Die Münchener Staatsanwaltschaft geht davon aus, dass Wirecard seit 2015 Scheingewinne ausgewiesen hat. Neben den Wirtschaftsprüfern sind auch die Aufsichtsbehörden in die Kritik geraten. Die Bundesanstalt für Finanzdienstleistungsaufsicht (Bafin) hat ein Ermittlungsverfahren gegen Journalisten der Financial Times geführt, die maßgeblich zur Aufdeckung des Skandals beigetragen haben, musste dies aber wieder einstellen. Auch die Apas muss sich fragen lassen, ob sie ihren Aufsichtspflichten im Fall Wirecard genügt hat.

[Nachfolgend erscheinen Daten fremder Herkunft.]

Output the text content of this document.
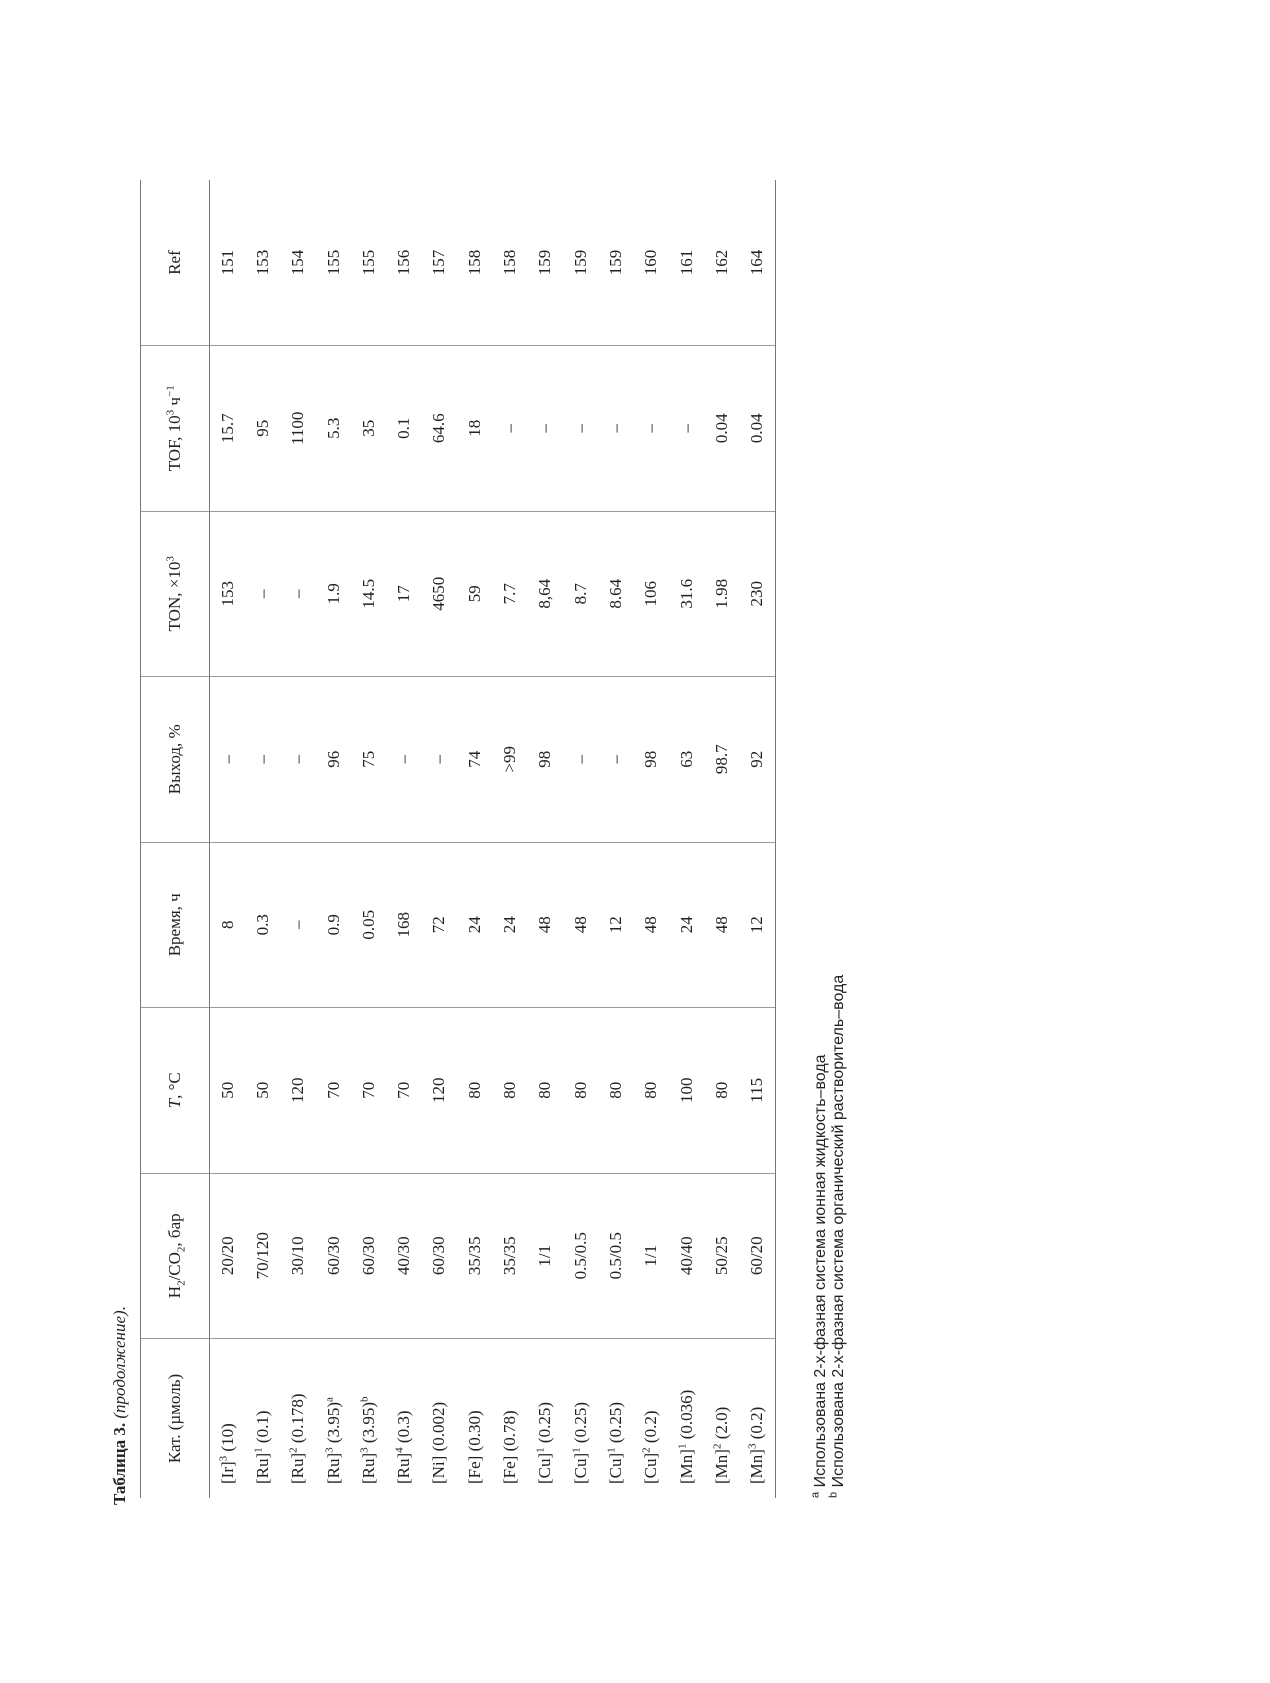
Таблица 3. (продолжение).
Кат. (µмоль)	$H_2/CO_2$, бар	T, °C	Время, ч	Выход, %	TON, $\times 10^3$	TOF, $10^3$ $ч^{-1}$	Ref
$[Ir]^3$ (10)	20/20	50	8	–	153	15.7	151
$[Ru]^1$ (0.1)	70/120	50	0.3	–	–	95	153
$[Ru]^2$ (0.178)	30/10	120	–	–	–	1100	154
$[Ru]^3$ $(3.95)^a$	60/30	70	0.9	96	1.9	5.3	155
$[Ru]^3$ $(3.95)^b$	60/30	70	0.05	75	14.5	35	155
$[Ru]^4$ (0.3)	40/30	70	168	–	17	0.1	156
[Ni] (0.002)	60/30	120	72	–	4650	64.6	157
[Fe] (0.30)	35/35	80	24	74	59	18	158
[Fe] (0.78)	35/35	80	24	>99	7.7	–	158
$[Cu]^1$ (0.25)	1/1	80	48	98	8,64	–	159
$[Cu]^1$ (0.25)	0.5/0.5	80	48	–	8.7	–	159
$[Cu]^1$ (0.25)	0.5/0.5	80	12	–	8.64	–	159
$[Cu]^2$ (0.2)	1/1	80	48	98	106	–	160
$[Mn]^1$ (0.036)	40/40	100	24	63	31.6	–	161
$[Mn]^2$ (2.0)	50/25	80	48	98.7	1.98	0.04	162
$[Mn]^3$ (0.2)	60/20	115	12	92	230	0.04	164
$^a$ Использована 2-х-фазная система ионная жидкость–вода
$^b$ Использована 2-х-фазная система органический растворитель–вода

Apas-Chef Bose hatte vor dem Wirecard-Untersuchungsausschuss des Bundestags eingeräumt, Aktien des Unternehmens im April gekauft und im Mai wieder verkauft zu haben. Gekauft hat er die Aktien Berichten zufolge an dem Tag, als KPMG sein Sondergutachten vorgestellt hatte, verkauft dann knapp einen Monat später, als das KPMG-Gutachten Thema von Beratungen Boses mit der Bafin gewesen sei. Wirtschaftsminister Peter Altmaier (CDU) hatte sich in der vergangenen Woche "befremdet" über die Aktienkäufe des Behördenchefs gezeigt.

Auch Mitarbeiter der Finanzaufsicht BaFin hatten mit Wirecard-Aktien gehandelt. Nach Angaben der Behörde gibt es dabei aber keine Anzeichen, dass sie einen möglichen Informationsvorsprung zum privaten Vorteil genutzt hätten. Künftig soll BaFin-Beschäftigten der Handel mit Einzelwerten der von der Behörde beaufsichtigten Unternehmen untersagt werden.